If the above is true, can we take the idea that (when applying the Generalized Stokes Theorem) the interior "fluxes" through each $\partial{vol}$ within M cancel out leaving us with the total "flux" out of $\partial{M}$ as the intuition behind the Generalized Stokes Theorem?

Any help is much appreciated.

Answer 1

Yes, this is very good intuition for the theorem. All of this can be made precise.

In fact, it is made precise on pages 188-190 of the second edition of Arnold's Mathematical Methods of Classical Mechanics. There Arnold gives the following theorem, where $\omega$ is a given $k$-form on an $n$-dimensional manifold $M$.

First, the geometric setup.
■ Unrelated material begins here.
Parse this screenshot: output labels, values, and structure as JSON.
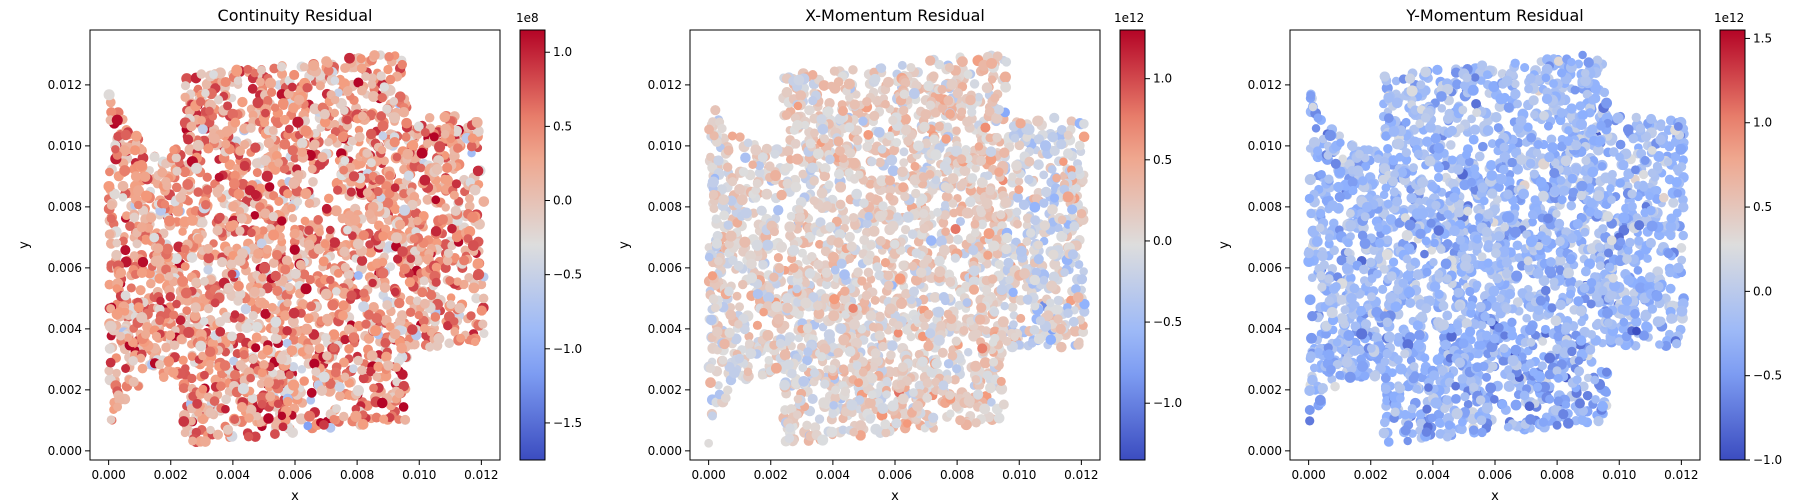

The idea is to construct a $(k+1)$-form by computing its value on a given list of $k+1$ vectors.

So let $\xi_1,\ldots,\xi_{k+1}$ be tangent vectors in $T_xM$, where $x\in M$. We can pull these back to $\mathbb{R}^n$ in the following way. Choose a coordinate system $\phi:U\to\mathbb{R}^n$ for $x\in U$ with $\phi(x)=0$. The preimages of the $\xi_i$ under the differential of $\phi^{-1}$ are tangent vectors $\xi_i^*$ in $T_0\mathbb{R}^n$. But we can naturally identify this tangent space with $\mathbb{R}^n$ itself. Let $\Pi^{*}$ be the parallelepiped in $\mathbb{R}^n$ spanned by these vectors. The map $\phi^{-1}$ carries this linear parallelepiped onto a "curvilinear parallelepiped" $\Pi$ in $M$ (this is like what you call "vol"), the boundary of which is a $k$-chain, $\partial\Pi$ (which is like what you call the boundary of "vol"). Define $F$ to be the integral of the given $k$-form $\omega$ on the boundary of this curvilinear parallelepiped:

$$F(\xi_1,\ldots,\xi_{k+1})=\int_{\partial\Pi}\omega$$

Theorem. There is a unique $(k+1)$-form $\Omega$ on $T_xM$ which is the principal $(k+1)$-linear part at zero of $F$, i.e.

$$F(\epsilon\xi_1,\ldots,\epsilon\xi_{k+1})=\epsilon^{k+1}\Omega(\xi_1,\ldots,\xi_{k+1})+o(e^{k+1})$$

as $\epsilon\to0$. The form $\Omega$ does not depend on the choice of coordinates. And this unique form $\Omega$ is precisely $d\omega$ (in the usual calculation).

In this sense, $d\omega$ is indeed a kind of "flux density" of $\omega$.

The proof of the generalized Stokes theorem then follows, as littleO suggests in a comment, by making precise the idea of chopping up the manifold into little parallelepipeds. One just keeps track of all the orientations as one integrates the flux density over these little regions, $\int_{M}d\omega$. When you do so carefully, the interior fluxes cancel, leaving only the flux along the boundary, $\int_{\partial M}\omega$.